A aparente alta incidência de “pulpite indolor” com idade mais avançada pode ser atribuída a diversos fatores. A lesão pulpar original pode ter sido menos agressiva e progrediu de maneira mais lenta resultando na necrose em uma idade mais avançada. As polpas em dentes mais velhos possuem menor inervação do que em dentes jovens (Johnsen & Johns 1978, Johnsen et al. 1983). Falsos negativos aos testes de vitalidade podem ser mais comuns em dentes com tecido coronal espessado por dentina secundária e por dentina peritubular esclerosada (Peters et al. 1994). O tempo desde a inflamação pulpar original até a apresentação de sintomas poderia ser altamente variável e pacientes mais velhos podem não lembrar da dor que tiveram há algum tempo atrás.
Devido a alta inervação pulpar, foi admitido que ela seria extraordinariamente sensível e que pequenos graus de agressão e inflamação seriam prontamente detectados. Mais recentemente, têm sido demonstrado que os maiores papéis da inervação pulpar são os de controlar o fluxo sanguíneo (Tonder & Naess 1978) e participar da inflamação neurogênica (Byers et al. 1992). A experiência clínica e evidências anedóticas sugerem que a dor é raramente relatada em polpas saudáveis em um dente intacto e imprevisível em uma polpa doente. A inflamação pulpar ocorre até mesmo em cáries dentárias iniciais (Brannstrom & Lind 1965), mas presumivelmente, escapa da detecção sensorial. Nossos resultados apoiam a teoria que a inflamação pulpar não é necessariamente prontamente detectada pelo paciente, embora, claramente, não se pode falar no grau de inflamação para que seja detectada.
 
Os dados existentes são insuficientes para fornecer uma explicação plausível da “pulpite indolor”. As polpas podem morrer discretamente como um resultado da rápida disseminação da inflamação, talvez relacionado à virulência da bactéria envolvida.

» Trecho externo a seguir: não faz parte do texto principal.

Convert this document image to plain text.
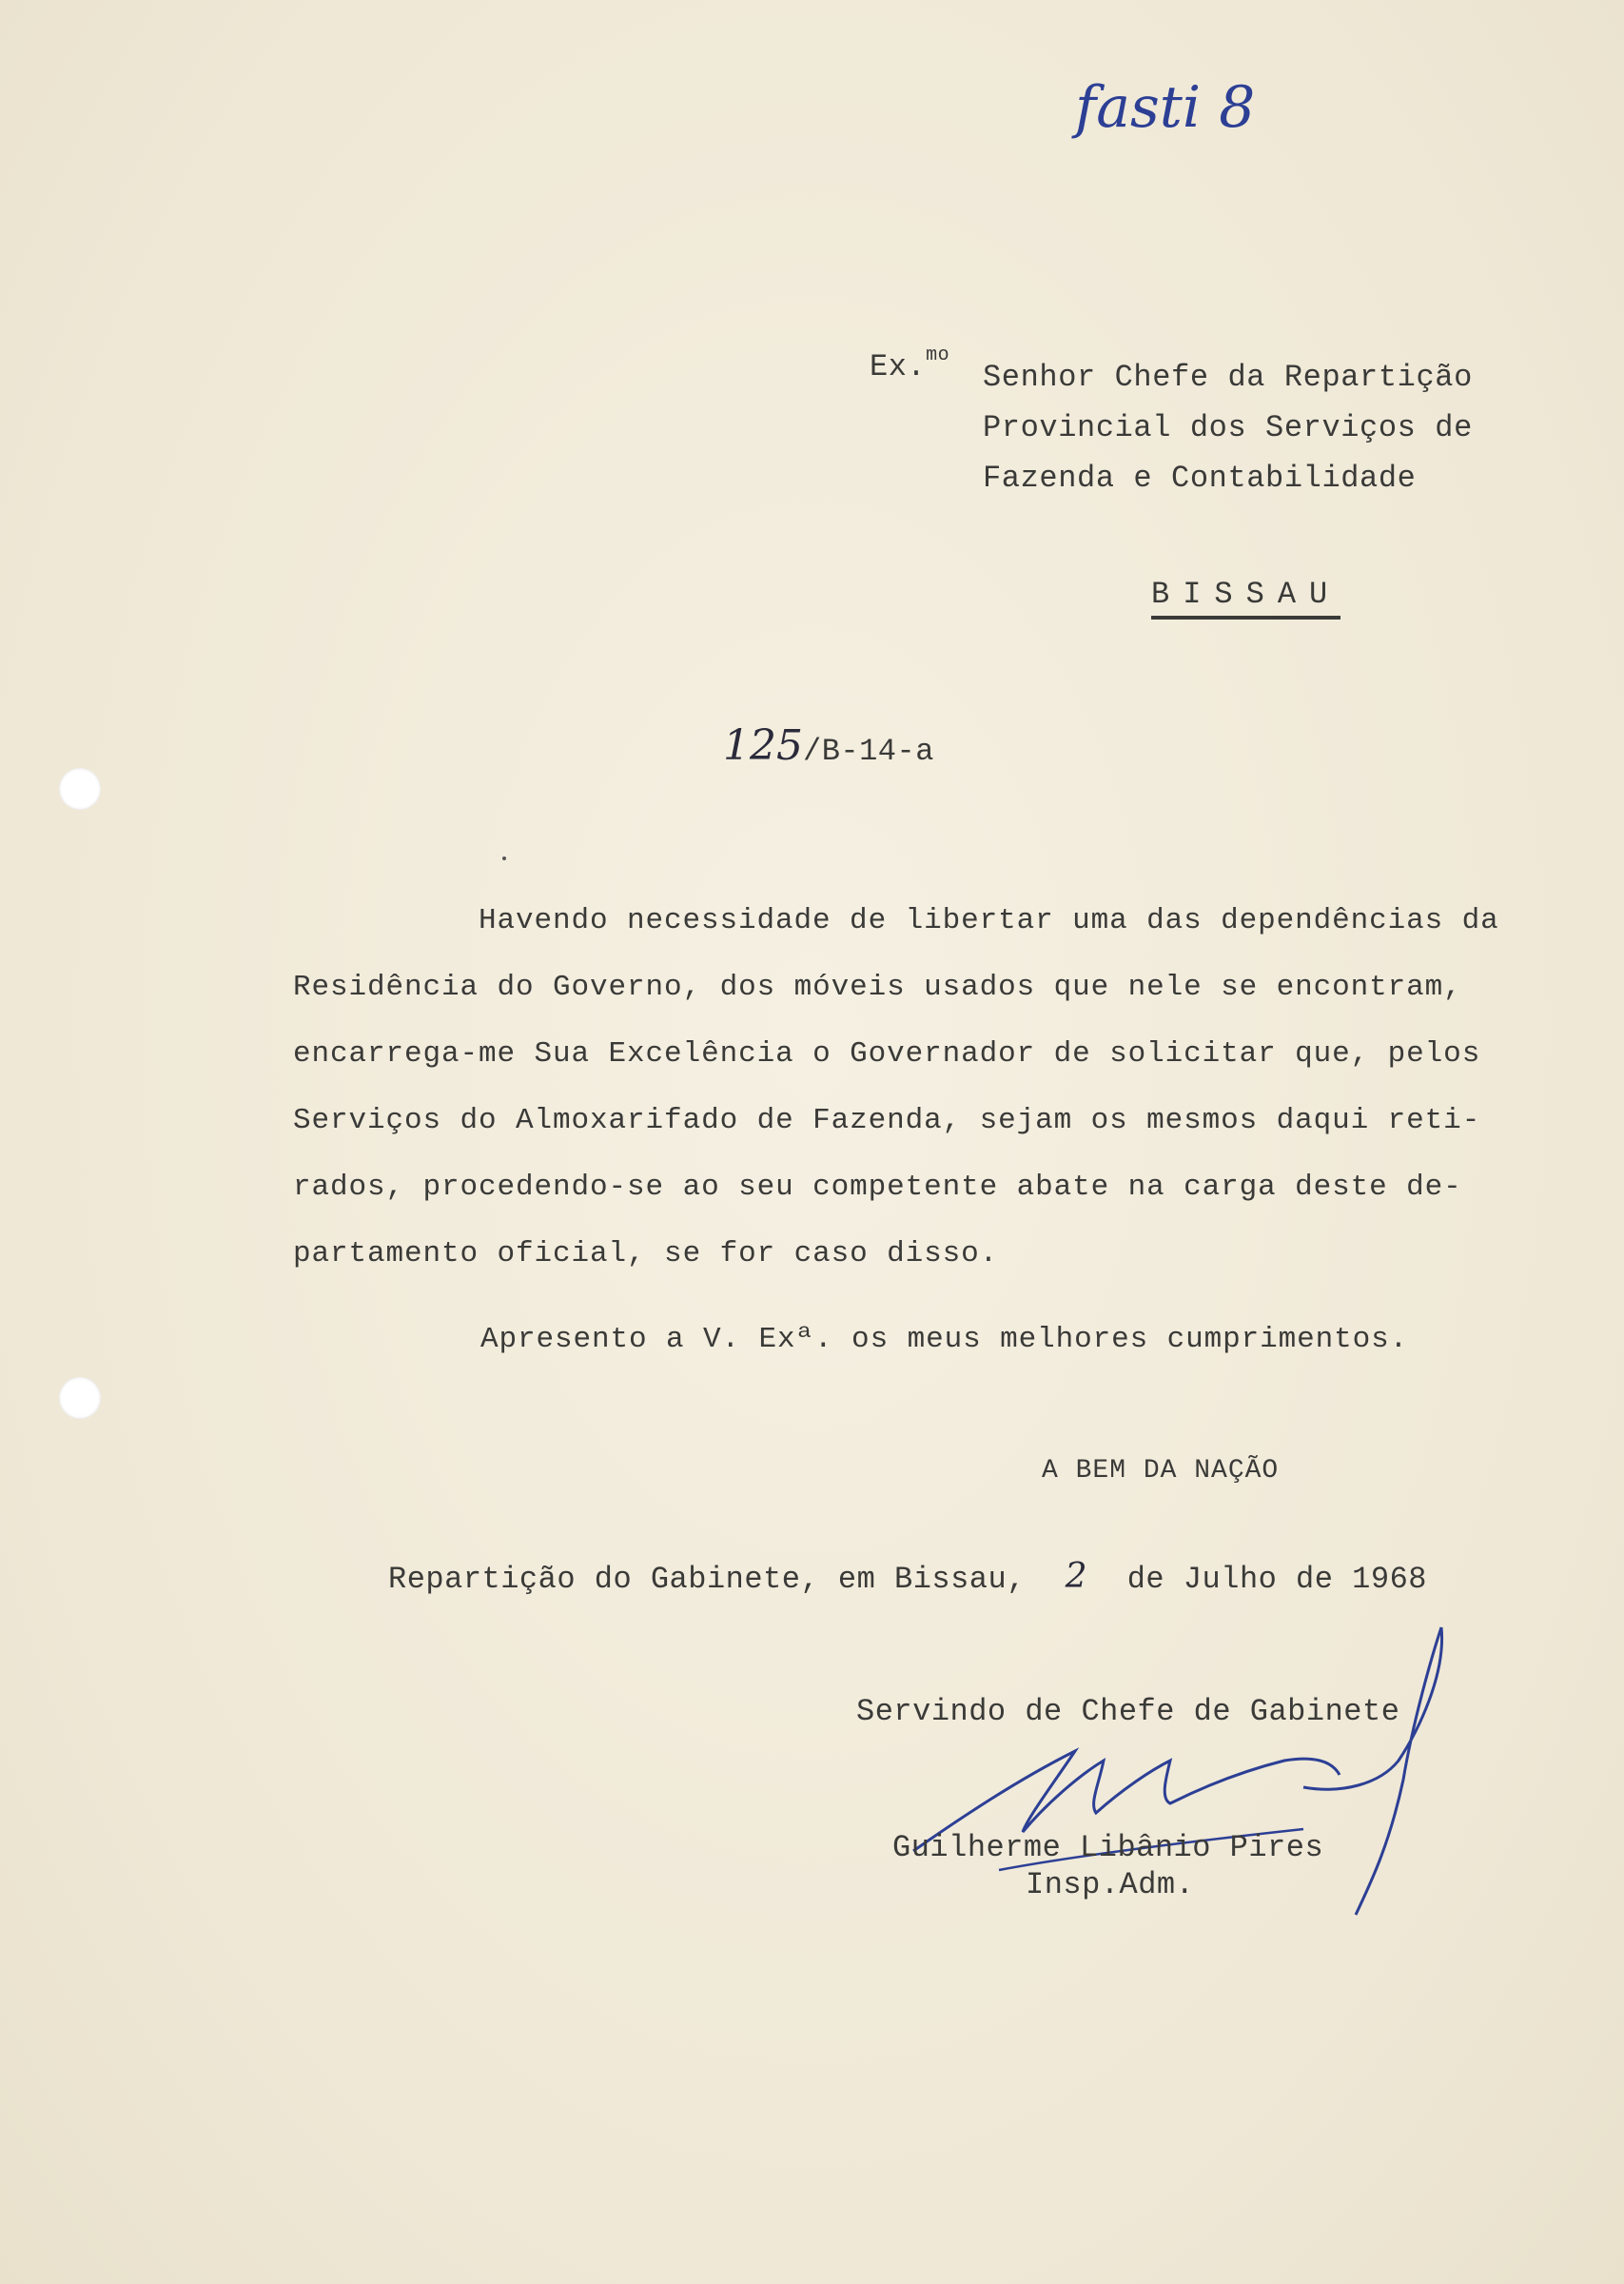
fasti 8
Ex.$^{mo}$
Senhor Chefe da Repartição
Provincial dos Serviços de
Fazenda e Contabilidade
BISSAU
125/B-14-a
Havendo necessidade de libertar uma das dependências da
Residência do Governo, dos móveis usados que nele se encontram,
encarrega-me Sua Excelência o Governador de solicitar que, pelos
Serviços do Almoxarifado de Fazenda, sejam os mesmos daqui reti-
rados, procedendo-se ao seu competente abate na carga deste de-
partamento oficial, se for caso disso.
Apresento a V. Exª. os meus melhores cumprimentos.
A BEM DA NAÇÃO
Repartição do Gabinete, em Bissau, 2 de Julho de 1968
Servindo de Chefe de Gabinete
Guilherme Libânio Pires
Insp.Adm.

Por outro lado, as polpas podem se ajustar de maneira lenta ao avanço da inflamação, mantendo mediadores abaixo dos níveis que ativariam nociceptores. Podem existir efeitos mais centrais no sistema nervoso originados da polpa dental. Os mediadores locais analgésicos como a endorfina e somatostatina, conhecidos por estarem presentes na polpa (Casasco et al, 1990), podem desempenhar algum papel. Se o papel principal da inervação pulpar é no controle vascular, o número e a sincronia do potencial de ação enviados centralmente podem ser insuficientes para convergir e somar.
Este estudo simples confirma o fenômeno da pulpite indolor e assinala, mais uma vez, as severas limitações das técnicas atualmente disponíveis para o diagnóstico da condição da polpa dental.